Justiça Federal homologa acordo liderado pelo Estado para ordenamento da Praia do Saco

Subscrito pelo Governo do Estado, em conjunto com órgãos federais e o Município de Estância, o acordo para a regularização ambiental e urbanística da Praia do Saco, no litoral sul sergipano, foi homologado pela Justiça Federal nesta quarta-feira, 22. A decisão põe fim a um impasse judicial que se estendia desde 2014,  viabilizando, a partir de agora, a execução de medidas pelos entes públicos voltadas ao desenvolvimento sustentável da região.

Com a homologação, passam a valer os prazos para a implementação das ações previstas, com foco em promover o ordenamento territorial, prevenir novas intervenções ilegais e fortalecer a gestão da zona costeira. Além do Estado e do Município de Estância, integram o acordo o Instituto Brasileiro do Meio Ambiente e dos Recursos Naturais Renováveis (Ibama), a Administração Estadual do Meio Ambiente (Adema) e a Secretaria do Patrimônio da União (SPU).

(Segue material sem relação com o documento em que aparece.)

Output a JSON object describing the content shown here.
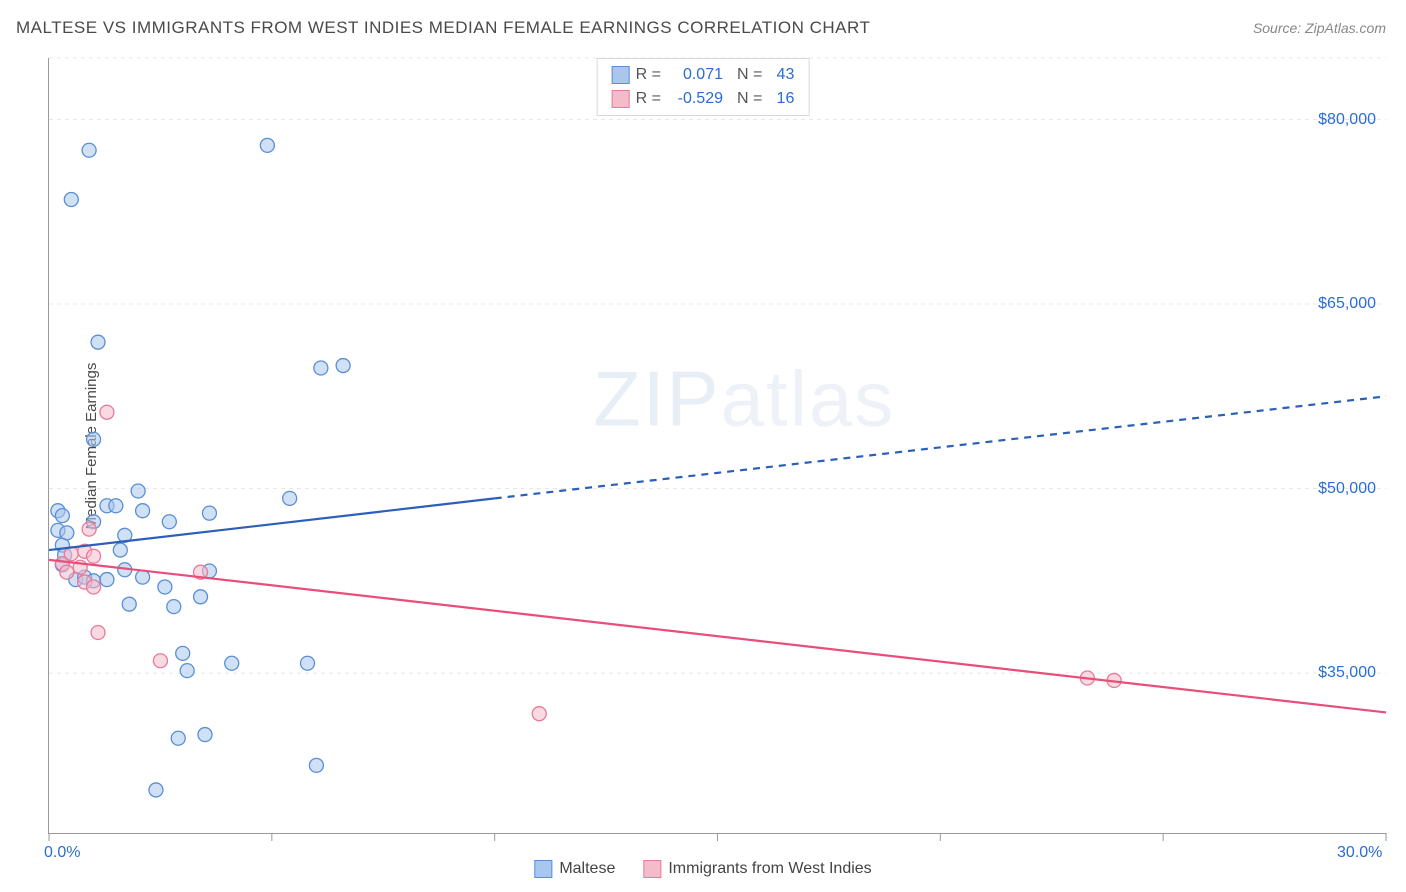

A proposta é resultado de uma construção conjunta coordenada pela Procuradoria-Geral do Estado (PGE-SE), que teve papel fundamental na condução jurídica do processo, atuando na articulação contínua entre os entes envolvidos e na consolidação de medidas consensuais capazes de alinhar segurança jurídica, proteção ambiental e ordenamento territorial. 

Entre as principais medidas estão a realização de diagnóstico técnico e o georreferenciamento da área, com identificação de regiões de preservação permanente, além do reforço na fiscalização para coibir ocupações irregulares. Também está prevista a criação, pelo Município de Estância, da Área de Relevante Interesse Ecológico (ARIE) das Dunas do Saco, unidade de conservação municipal que contará com plano de manejo, conselho gestor e ações de proteção ambiental. 

O plano contempla ainda iniciativas de educação ambiental voltadas a moradores, visitantes e empreendedores locais, com o objetivo de incentivar práticas sustentáveis e ampliar a conscientização sobre a importância da preservação dos ecossistemas costeiros. Outro ponto é a criação de um comitê de acompanhamento e fiscalização, responsável por monitorar a execução das medidas, garantir a transparência das ações e permitir a participação social.

Prazos e execução

As obrigações estabelecidas possuem prazos que variam de curto a médio prazo, além de ações contínuas de fiscalização e monitoramento. Dentre as responsabilidades do Governo do Estado estão a elaboração de estudos técnicos, o fortalecimento da gestão da Área de Proteção Ambiental (APA) do Litoral Sul e a execução de ações de recuperação ambiental.

“O acordo passa a valer como decisão judicial, ou seja, deixa de ser apenas um compromisso e se torna uma obrigação a ser cumprida pelos órgãos envolvidos. O foco agora é garantir a execução das ações de planejamento, fiscalização e recuperação ambiental, assegurando resultados concretos para a região”, destaca o procurador-geral do Estado, Carlos Pinna Júnior.

Entre os principais prazos definidos estão:

  • criação do Comitê de Acompanhamento e Fiscalização e elaboração do plano de trabalho (até 6 meses);
  • início do diagnóstico técnico e georreferenciamento da área (até 6 meses);
  • entrega do relatório preliminar (até 12 meses);
  • conclusão do diagnóstico completo (até 24 meses);
  • criação da ARIE das Dunas do Saco (até 6 meses);
  • implantação de instrumentos da ARIE (entre 6 e 12 meses);
  • reforço da fiscalização ambiental (início em até 2 meses, com atuação contínua);
  • fiscalização integrada entre os órgãos (permanente);
  • ações de recuperação ambiental (execução entre 6 e 24 meses);
  • programas de educação ambiental e monitoramento (contínuos).